1. Fruit juice
Despite what the packaging may tell you, this does NOT provide an easy and convenient way to get in one or two of your 5-a-day. Most shop-bought fruit juices are pasteurised (essentially boiled), which destroys a lot of the valuable nutrients, whilst concentrating the sugars. The juice is also extracted from the whole fruit, leaving behind the fibrous part of the fruit that helps to slow sugar absorption into the blood.
2. Fizzy drinks
This is an obvious one, but did you know that just one can of Coke contains the equivalent to eight teaspoons of sugar? That’s more than your entire daily recommended sugar allowance, in just one drink. Does it satiate your appetite? No. Does it leave you wanting another? Yes.
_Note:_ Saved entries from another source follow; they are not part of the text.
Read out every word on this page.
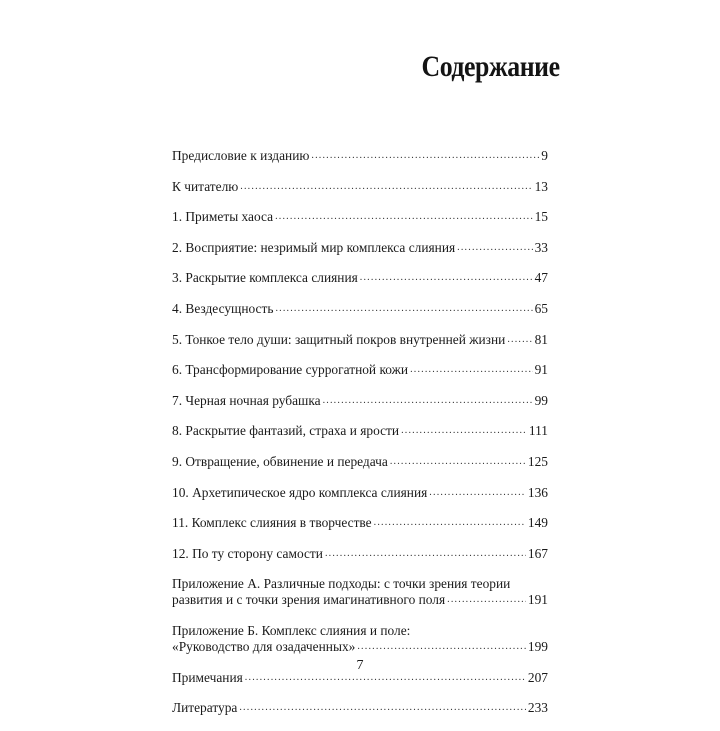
Содержание
Предисловие к изданию .....	9
К читателю .....	13
1. Приметы хаоса .....	15
2. Восприятие: незримый мир комплекса слияния .....	33
3. Раскрытие комплекса слияния .....	47
4. Вездесущность .....	65
5. Тонкое тело души: защитный покров внутренней жизни ..... 81
6. Трансформирование суррогатной кожи .....	91
7. Черная ночная рубашка .....	99
8. Раскрытие фантазий, страха и ярости .....	111
9. Отвращение, обвинение и передача .....	125
10. Архетипическое ядро комплекса слияния .....	136
11. Комплекс слияния в творчестве .....	149
12. По ту сторону самости .....	167
Приложение А. Различные подходы: с точки зрения теории
развития и с точки зрения имагинативного поля .....	191
Приложение Б. Комплекс слияния и поле:
«Руководство для озадаченных» .....	199
Примечания .....	207
Литература .....	233
7
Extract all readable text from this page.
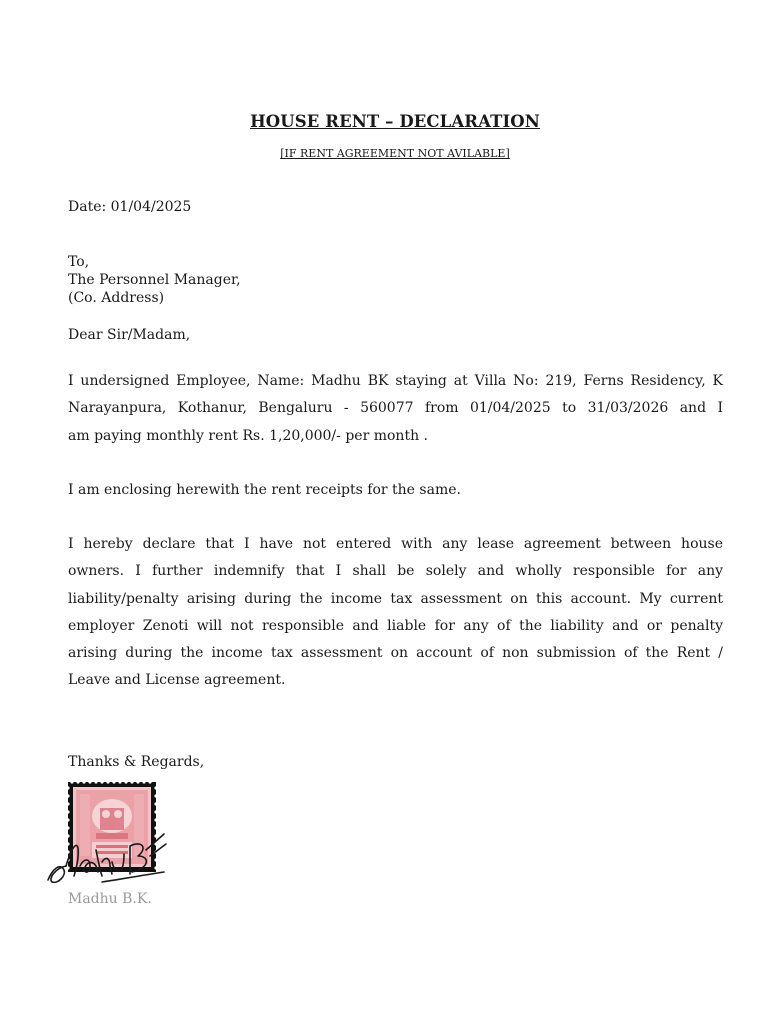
HOUSE RENT – DECLARATION
[IF RENT AGREEMENT NOT AVILABLE]
Date: 01/04/2025
To,
The Personnel Manager,
(Co. Address)
Dear Sir/Madam,
I undersigned Employee, Name: Madhu BK staying at Villa No: 219, Ferns Residency, K
Narayanpura, Kothanur, Bengaluru - 560077 from 01/04/2025 to 31/03/2026 and I
am paying monthly rent Rs. 1,20,000/- per month .
I am enclosing herewith the rent receipts for the same.
I hereby declare that I have not entered with any lease agreement between house
owners. I further indemnify that I shall be solely and wholly responsible for any
liability/penalty arising during the income tax assessment on this account. My current
employer Zenoti will not responsible and liable for any of the liability and or penalty
arising during the income tax assessment on account of non submission of the Rent /
Leave and License agreement.
Thanks & Regards,
Madhu B.K.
3. …And their diet versions
“Diet” drinks may be sugar free, but they contain artificial sweeteners, and research suggests that individuals who regularly consume these sweeteners are more likely to gain weight. Gram for gram they can be up to 13,000 times sweeter than sugar, and this tends to drive sweet cravings that can actually lead you to eating more overall.
4. Shop-bought smoothies
Don’t be conned into thinking that just because a drink is green, that it must be healthy. Some smoothies actually contain more sugar than fizzy drinks. As a general rule, avoid ambient smoothies (those that don’t need refrigerating) which will have been heavily pasteurised and probably also have additional preservatives added. But even with those that are kept in the fridge, or claim to be “fresh”, always always check the label!
5. Vitamin waters
If a drink is enriched with vitamins, it’s got to be good for you, right? Wrong- but that’s exactly what the manufacturers want you to think. These drinks may have added vitamins, but that doesn’t make up for the sugar and flavourings that are also added to them. In fact, a typical bottle of “healthy” vitamin water contains 31g sugar; that’s almost eight teaspoons. You’d be much better off getting your vitamins from fresh fruit and vegetables instead.
6. Sweetened nut milks
Nut milks are all the rage on the health scene right now, and so you may be feeling rather virtuous when you order your morning almond milk latte. Well, we’ve got some bad news. Unless the nut milk is unsweetened (and this doesn’t tend to be the case in lots of coffee outlets), then what you’re actually getting is an extra few heaps of sugar into your drink. Always opt for the unsweetened option, where available, and be wary- sweeteners used in these milks such as “date syrup” and “rice syrup” are all just different forms of sugar.
7. Flavoured waters
These may masquerade as the healthy option, but this is very often not the case. Despite displaying misleading pictures of fruit on the labels that create an impression of goodness, some flavoured waters are loaded with more sugar than fizzy drinks, and others are packed with artificial sweeteners. And to make it worse, you’re usually paying over the double the price of a normal bottle of water for the privilege. Err…no thanks.